Why Observation and Consult Codes Don't Mix

You can't count on modifiers to smooth things over, either

The jig is up for IM practices that have been reporting initial and follow-up inpatient consultations (99251-99263) in addition to same-day observation or hospital admission and discharge services (99234-99236).

Thanks to the National Correct Coding Initiative (NCCI) edits, version 10.3, which went into effect Oct. 1, you can no longer bill for an inpatient consult if the physician also placed the patient under observation or admitted him as an inpatient. No modifiers override this edit.

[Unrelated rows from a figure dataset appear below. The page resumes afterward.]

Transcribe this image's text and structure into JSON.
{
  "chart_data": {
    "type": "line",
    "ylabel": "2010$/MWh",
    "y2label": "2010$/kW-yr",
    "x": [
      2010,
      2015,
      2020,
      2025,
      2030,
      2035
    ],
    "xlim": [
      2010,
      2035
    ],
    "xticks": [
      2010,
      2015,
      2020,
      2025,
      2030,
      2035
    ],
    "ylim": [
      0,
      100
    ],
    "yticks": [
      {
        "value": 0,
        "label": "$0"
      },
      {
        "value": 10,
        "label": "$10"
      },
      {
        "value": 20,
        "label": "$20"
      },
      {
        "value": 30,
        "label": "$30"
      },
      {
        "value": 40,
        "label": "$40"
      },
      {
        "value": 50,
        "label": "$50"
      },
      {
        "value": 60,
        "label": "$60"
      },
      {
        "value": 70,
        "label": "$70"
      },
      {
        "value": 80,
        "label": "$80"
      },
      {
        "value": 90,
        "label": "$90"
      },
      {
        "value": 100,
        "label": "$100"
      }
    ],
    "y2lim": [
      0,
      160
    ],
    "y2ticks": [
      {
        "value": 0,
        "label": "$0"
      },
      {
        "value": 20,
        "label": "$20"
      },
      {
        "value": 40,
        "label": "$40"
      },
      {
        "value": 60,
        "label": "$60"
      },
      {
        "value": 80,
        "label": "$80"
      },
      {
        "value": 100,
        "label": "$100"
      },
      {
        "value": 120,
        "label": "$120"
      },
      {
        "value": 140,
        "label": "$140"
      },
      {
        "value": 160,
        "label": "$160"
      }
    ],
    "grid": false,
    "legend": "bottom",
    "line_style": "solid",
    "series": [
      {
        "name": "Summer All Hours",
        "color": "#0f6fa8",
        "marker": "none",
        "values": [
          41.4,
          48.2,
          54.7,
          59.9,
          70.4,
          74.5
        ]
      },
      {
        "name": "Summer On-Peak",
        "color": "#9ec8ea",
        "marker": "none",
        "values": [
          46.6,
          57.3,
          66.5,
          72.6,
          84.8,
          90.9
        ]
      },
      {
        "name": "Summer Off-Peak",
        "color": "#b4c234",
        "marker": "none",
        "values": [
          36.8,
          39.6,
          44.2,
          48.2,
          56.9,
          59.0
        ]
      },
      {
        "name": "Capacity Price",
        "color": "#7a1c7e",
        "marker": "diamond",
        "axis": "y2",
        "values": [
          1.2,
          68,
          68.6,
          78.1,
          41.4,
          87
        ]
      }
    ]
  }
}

This bundle is appropriate because a physician who bills for admitting a patient for observation shouldn't also bill for an initial inpatient consultation on the same date, says Kathy Pride, CPC, CCS-P, a coding consultant for QuadraMed in Port St. Lucie, Fla.

"However, there are always those who will try" to code such charges, she adds.

CMS has identified the reason for the edit as "a coding manual instruction/guideline," and while CPT guidelines do indicate that the physician should report only the most extensive E/M service provided on a given date of service, these bundled codes would be almost impossible to report together under normal circumstances.

If the physician performed an inpatient consultation, he could not then admit the patient to observation or inpatient care on the same date unless she was discharged from the hospital after the consultation and readmitted later that day by the physician who did the consultation.

And if the physician admitted the patient to observation or inpatient care first, he could not do the inpatient consultation.